A rare songbird’s existence is under threat because it is failing to learn how to sing love songs, new research suggests.

The distinctive black and yellow regent honeyeater – once common across Australia – is now a critically endangered species with just a few hundred of the songbirds left in the wild – and many fly solo.

Scientists now believe they know why the population is dwindling: They are at risk of losing their “song culture” with few father figure birds around to teach them mating songs.

Instead, young and impressionable male birds have been mimicking friarbirds and cuckooshrikes – and female regent honeyeaters aren’t impressed.

“Song learning in many birds is a process similar to humans learning languages – they learn by listening to other individuals,” said Dr Ross Crates, an ecologist based at Australian National University, who for five years has been tracking the singing ability and breeding success of the endangered regent honeyeater.

“If you can’t listen to other individuals, you don’t know what you should be learning.”

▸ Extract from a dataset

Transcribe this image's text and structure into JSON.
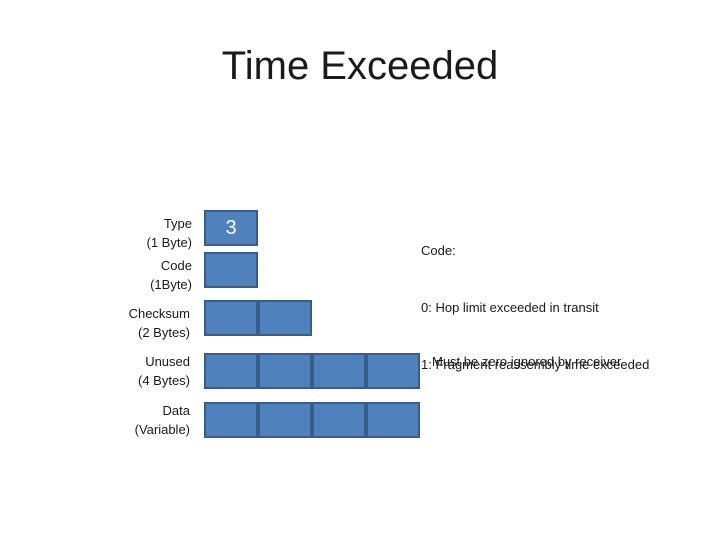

Most male regent honeyeaters spend several months in their first year learning and refining the songs they’ll recite for the rest of their lives.

Some learn from their fathers, but many leave the nest before they learn to sing so they need to find other mentors.

In research published in the journal Proceedings of the Royal Society B, scientists found a significant number are learning tunes exclusively from other species and producing mangled versions of those songs.

Regent honeyeater
Image:
Regent honeyeaters are at risk of losing their song culture, research suggests

“We think the females are avoiding breeding and nesting with males that sing unusual songs,” Dr Crates said.

“This research suggests that the loss of a song language once the population reaches a very small size could accelerate their decline,” said Peter Marra, a conservation biologist at Georgetown University who was not involved in the study.

“When male birds sing, it’s like putting out an ad saying, ‘I’m over here, I’m species X, I’m Bob, and I’m really interested in finding a partner’,” said Scott Ramsay, a behavioural ecologist at Wilfrid Laurier University in Ontario, who was also not involved in the research.

It could be that female honeyeaters aren’t even recognising these unconventional singers as potential partners, and so they’re not approaching them, he said. Or it could be that they approach, “but then things go wrong if the males get courtship signals wrong”.

Dr Crates’s team has started playing male song recordings and also housed capable male singers next to learners to help young birds in captive breeding programmes learn their notes.

The hope is that these veteran vocalists will pass on their songs to the next generation.